GENIE: It’s what you asked for.
ME: You’re such an asshole.
GENIE: You said you wanted a-
ME: 27 foot yacht. Yeah, I get it.
Seismologists are loyal to a fault
me: *knocks on door* are you naked?
boss: just come in!
Men should feel comfortable with weeping openly.
Especially in front of a vending machine where the Reece’s slot is empty
Troll: Horrible thing.
Me: Horrible thing back.
Troll: I was just giving my honest opinion.
Me: Me too.
Troll: But…
I never had the birds and the bees talk growing up…I just had Chris Isaak’s Wicked Game music video with Helena Christensen and I was like yes please
If you drive a Hummer, I will assume you are a douchebag. If aforementioned Hummer is bright yellow, I will crown you their king.
My daughter wakes up everyday at 2:30, and moves from her room to the game room couch. She wants to be sure to see her brother leave at 5:00 for swim practice. It’s not to wish him a good day, but to see what he’s wearing so she can copy his outfit.
A romantic thing you can do for your wife is try to get a raccoon to come in your house
The only thing you can wish for in this life is that the person you say “I do” to appreciates your Star Trek memorabilia as much as you.

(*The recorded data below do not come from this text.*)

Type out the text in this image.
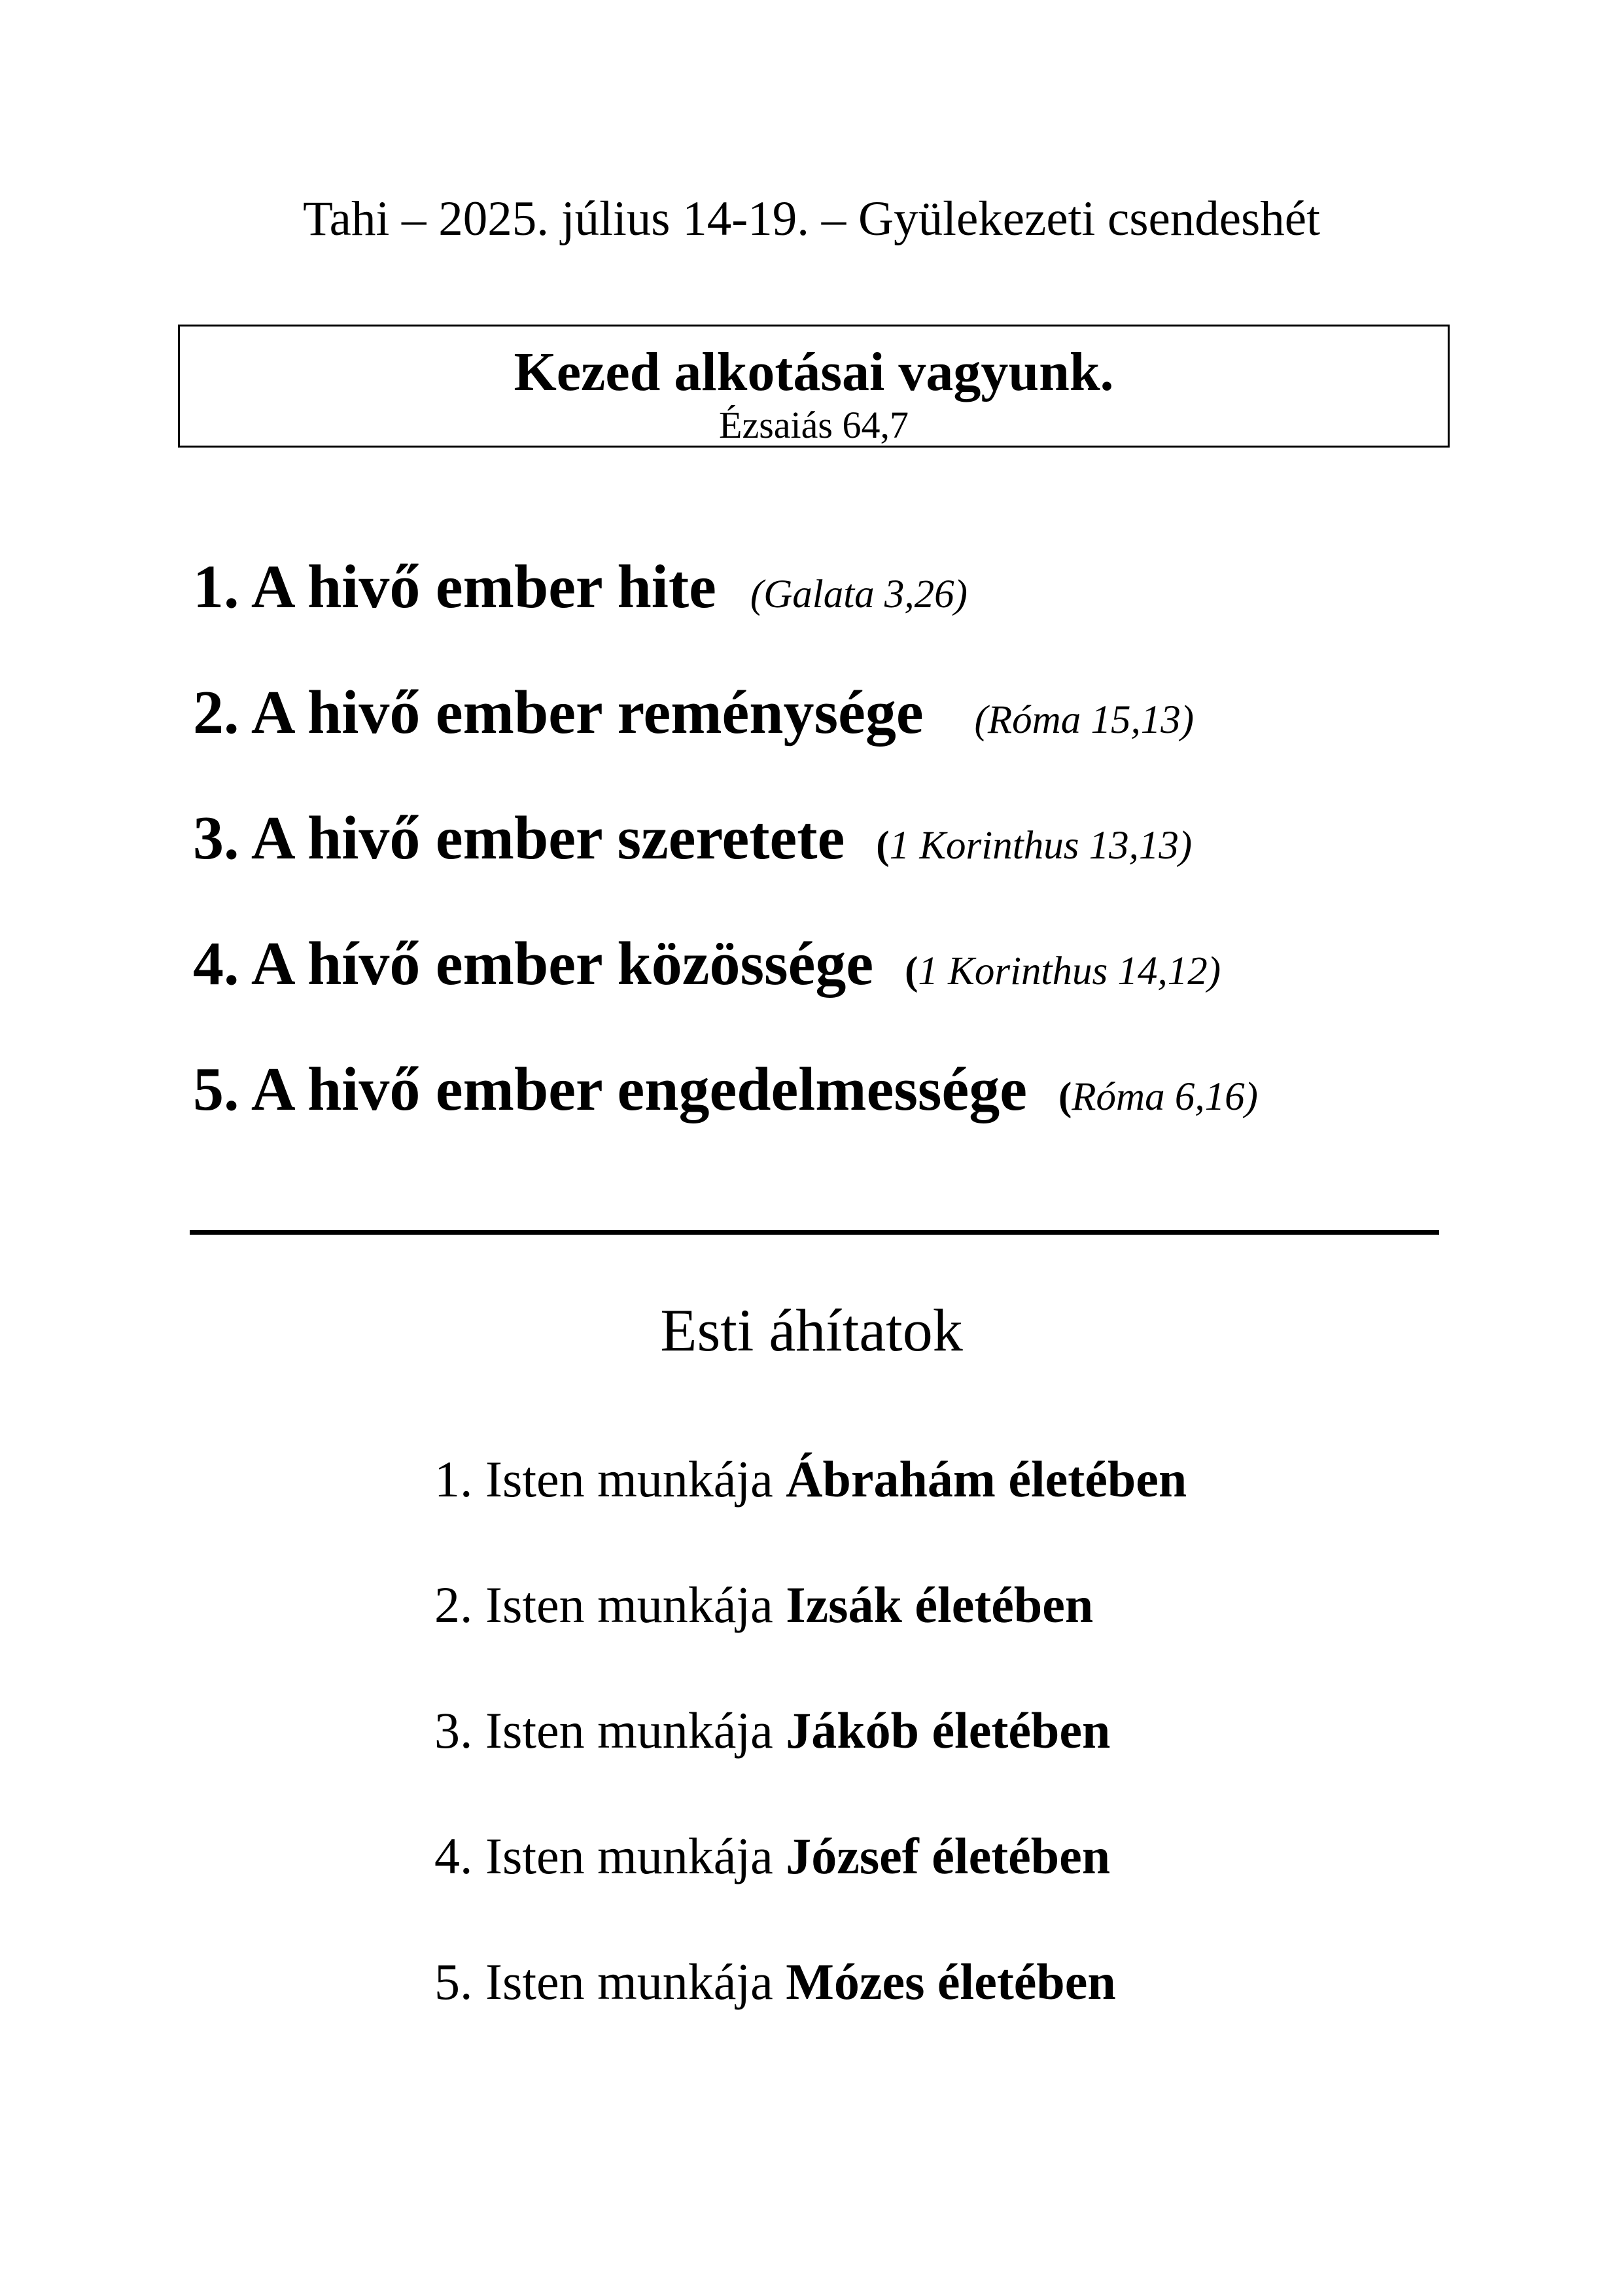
Tahi – 2025. július 14-19. – Gyülekezeti csendeshét
Kezed alkotásai vagyunk.
Ézsaiás 64,7
1. A hivő ember hite (Galata 3,26)
2. A hivő ember reménysége (Róma 15,13)
3. A hivő ember szeretete (1 Korinthus 13,13)
4. A hívő ember közössége (1 Korinthus 14,12)
5. A hivő ember engedelmessége (Róma 6,16)
Esti áhítatok
1. Isten munkája Ábrahám életében
2. Isten munkája Izsák életében
3. Isten munkája Jákób életében
4. Isten munkája József életében
5. Isten munkája Mózes életében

The only reason I’m on LinkedIn is to find employed dates for the weekends.
Hey tampon makers, can I get a silent tampon wrapper please? Sounds like I’m opening a bag of Sun Chips up in here.
Take one positive friend and one negative friend with you on your next road trip. That way when your battery dies, you can hook cables to them and start your car
hate those people that go 15+ years without talking to you and then the first thing they say when they see you is “hows your mom?” like, dude,, youre my dad, you should know
I had the most impatient and rudest cashier.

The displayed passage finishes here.